Box 1: Main Symptoms of Pancreatic Exocrine Insufficiency (PEI) at First Presentation
Any combination of the following symptoms may suggest PEI.
  • Abdominal pain or discomfort
  • Bloating
  • Flatulence 
  • Diarrhoea 
  • Weight loss[A]
  • Steatorrhoea[A]
  • Altered glycaemic control in patients with diabetes
[A] typically only seen in severe cases or late stage disease

Assessment in Primary Care

  • Faecal elastase-1 <200 µg/g is suggestive of PEI, with values <100 µg/g indicating more severe disease.
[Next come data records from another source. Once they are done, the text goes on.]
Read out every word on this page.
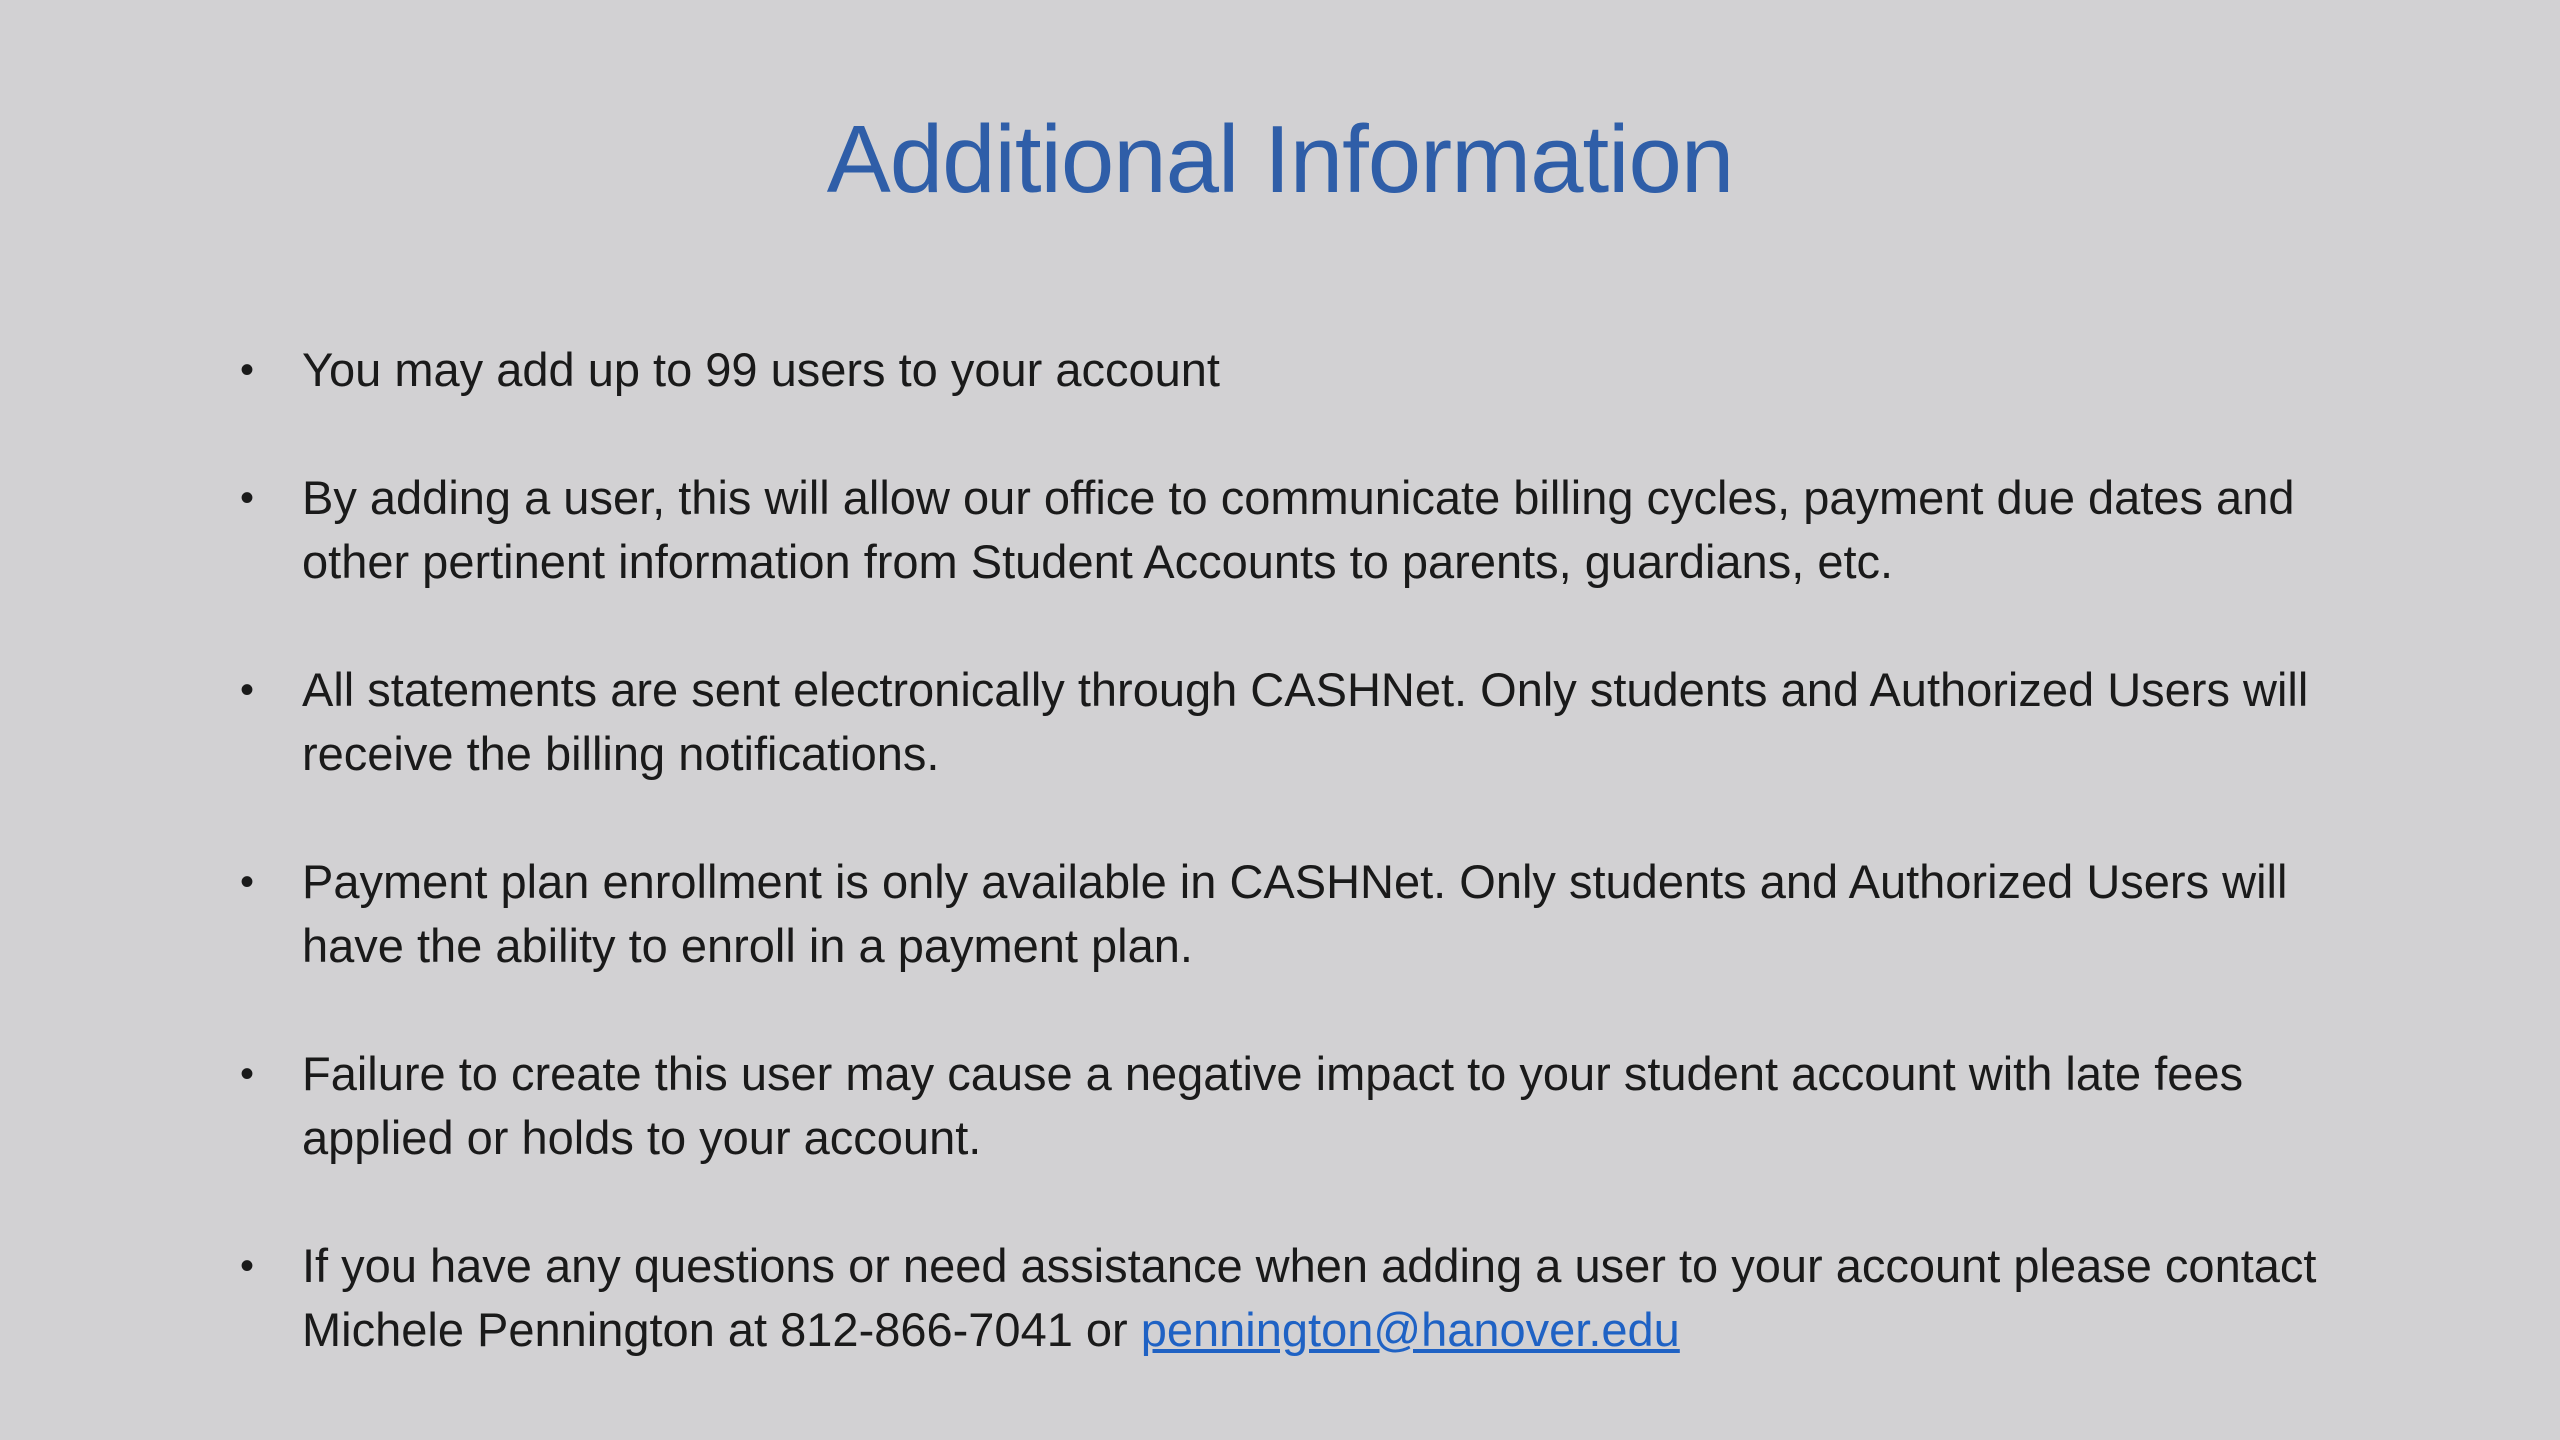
Additional Information
• You may add up to 99 users to your account
• By adding a user, this will allow our office to communicate billing cycles, payment due dates and other pertinent information from Student Accounts to parents, guardians, etc.
• All statements are sent electronically through CASHNet. Only students and Authorized Users will receive the billing notifications.
• Payment plan enrollment is only available in CASHNet. Only students and Authorized Users will have the ability to enroll in a payment plan.
• Failure to create this user may cause a negative impact to your student account with late fees applied or holds to your account.
• If you have any questions or need assistance when adding a user to your account please contact Michele Pennington at 812-866-7041 or pennington@hanover.edu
A value of 200–250 µg/g is considered borderline with retesting recommended:
    • FE-1 may be reduced in patients diagnosed with coeliac disease or IBS suggesting PEI may be the cause of symptoms in these patients or the patient may have both conditions
    • be aware that this measure can be unreliable if the patient has very loose stools
    • if the patient has persistent, very loose and prolonged stools, refer to GI services
  • Elevated calprotectin levels may be suggestive of inflammatory bowel disease
  • Test for vitamin D deficiency by measuring serum 25 hydroxyvitamin D (25OHD) levels (if available):
    • consult national and local guidelines
    • consider vitamin D replacement therapy alongside pancreatic enzyme replacement therapy (PERT) where indicated in line with guideline recommendations
  • Availability of DEXA scans is variable, but if available, may be warranted as these patients may be at risk of reduced bone mineral density

Referral Criteria

  • If clinical history and FE-1 levels indicate PEI and no other underlying cause other than diabetes is present, the patient can be treated in primary care:
    • if the patient does not respond to treatment, refer to specialist (gastroenterologist or diabetologist with an interest in GI disorders/PEI)
  • Where other underlying causes are suspected, refer patients to gastroenterologist for tests such as endoscopic ultrasound to identify pancreatic disease, or other pancreatic imaging:
    • a referral is also appropriate if PEI is suspected but the patient has persistent loose stools that make FE-1 measurements unreliable
  • The following may require specialist referral:
    • unexplained weight loss, gastrointestinal bleeding, raised calprotectin levels, or a clinical history suggestive of gastroparesis

Management

  • Pancreatic enzyme replacement therapy (PERT) should be titrated upwards every 4–6 weeks depending on the patient’s clinical response:
    • take with meals or immediately before eating
    • see BNF for dosage information
    • there is no maximum dose specified as the drug works within the gastrointestinal tract
    • patients should be monitored for clinical response (e.g. improvement in symptoms, weight, nutritional status)
  • Advise on smoking cessation, reducing alcohol intake, and/or vitamin D supplementation if appropriate
  • A healthy diet is recommended—altering fat content in the diet is controversial, therefore, refer patient to a dietician for expert advice

Glycaemic Control

  • PERT can affect glycaemic control pathways via:
    • altered action of the hormones leptin and incretins on glucose homeostasis; for example it may improve the incretin response to food and consequently lower blood glucose levels
    • improving absorption of oral diabetes medication
  • The patient’s glycaemic response and blood glucose levels should be checked frequently during treatment as the dose of the diabetes medication may need adjusting (especially sulphonylureas and insulin).